The alleged shooter faces 51 charges of murder and 40 charges of attempted murder. He has also pleaded not guilty to a charge laid under the Terrorism Suppression Act 2002.


The trial - which could take six to 12 weeks - has been scheduled to begin on May 4 next year.

However, the Crown indicated at a pre-trial callover hearing today that they are looking at reviewing the trial date.

The Canterbury Muslim community has expressed concern that the trial would coincide with the Muslim holy month of Ramadan.

Christchurch Crown Solicitor Mark Zarifeh said they are in discussions with court officials about potentially delaying the trial by three to four weeks "at the most".

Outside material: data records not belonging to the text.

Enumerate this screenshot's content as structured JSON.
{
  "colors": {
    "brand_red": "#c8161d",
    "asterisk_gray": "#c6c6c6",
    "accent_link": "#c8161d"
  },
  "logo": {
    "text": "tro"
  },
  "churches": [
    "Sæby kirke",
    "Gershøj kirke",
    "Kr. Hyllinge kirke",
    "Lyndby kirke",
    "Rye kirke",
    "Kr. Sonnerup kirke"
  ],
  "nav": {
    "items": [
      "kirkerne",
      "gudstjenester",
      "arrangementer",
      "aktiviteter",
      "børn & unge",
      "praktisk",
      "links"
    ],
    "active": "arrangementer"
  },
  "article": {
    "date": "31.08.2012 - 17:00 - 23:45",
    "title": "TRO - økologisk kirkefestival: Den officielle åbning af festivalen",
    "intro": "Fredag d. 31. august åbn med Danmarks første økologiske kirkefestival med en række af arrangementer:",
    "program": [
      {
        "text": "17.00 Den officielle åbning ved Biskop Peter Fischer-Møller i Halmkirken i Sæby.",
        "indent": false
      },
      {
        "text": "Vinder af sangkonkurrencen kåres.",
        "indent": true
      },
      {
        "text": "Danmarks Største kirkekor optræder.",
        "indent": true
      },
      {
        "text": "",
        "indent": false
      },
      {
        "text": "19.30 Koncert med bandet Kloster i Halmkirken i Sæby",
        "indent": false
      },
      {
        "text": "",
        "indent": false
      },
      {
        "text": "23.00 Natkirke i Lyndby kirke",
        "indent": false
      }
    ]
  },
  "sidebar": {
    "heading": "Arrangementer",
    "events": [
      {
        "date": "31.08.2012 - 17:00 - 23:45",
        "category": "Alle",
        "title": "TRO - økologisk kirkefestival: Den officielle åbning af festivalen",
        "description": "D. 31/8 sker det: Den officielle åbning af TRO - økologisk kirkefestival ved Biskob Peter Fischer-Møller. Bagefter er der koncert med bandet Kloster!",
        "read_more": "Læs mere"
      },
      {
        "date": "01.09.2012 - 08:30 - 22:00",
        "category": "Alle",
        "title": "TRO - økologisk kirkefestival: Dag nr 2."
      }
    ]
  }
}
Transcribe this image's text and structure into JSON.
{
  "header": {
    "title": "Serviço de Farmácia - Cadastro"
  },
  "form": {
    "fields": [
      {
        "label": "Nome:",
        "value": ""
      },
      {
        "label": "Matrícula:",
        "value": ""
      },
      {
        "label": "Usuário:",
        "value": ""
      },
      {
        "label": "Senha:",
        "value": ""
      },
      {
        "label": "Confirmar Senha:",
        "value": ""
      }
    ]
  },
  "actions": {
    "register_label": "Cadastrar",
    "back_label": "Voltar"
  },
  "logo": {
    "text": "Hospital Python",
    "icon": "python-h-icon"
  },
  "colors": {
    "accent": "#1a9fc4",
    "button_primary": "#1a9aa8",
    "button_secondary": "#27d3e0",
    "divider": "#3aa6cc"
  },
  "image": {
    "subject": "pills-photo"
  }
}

The accused was excused from attending today's court hearing, which largely traversed pre-trial legal matters which were suppressed by Justice Mander.

There were a small number of victims and family members in the public gallery, along with victim advisors, Victim Support workers, and senior police officers.

Many other survivors and victims are still abroad on a Hajj pilgrimage bankrolled by the Saudi king.

At the outset of this morning's hearing, Justice Mander explained that today's legal discussions would be suppressed.


The alleged killer was remanded in custody to October 3 at 10am for another pre-trial callover and for the legal argument to change the trial venue.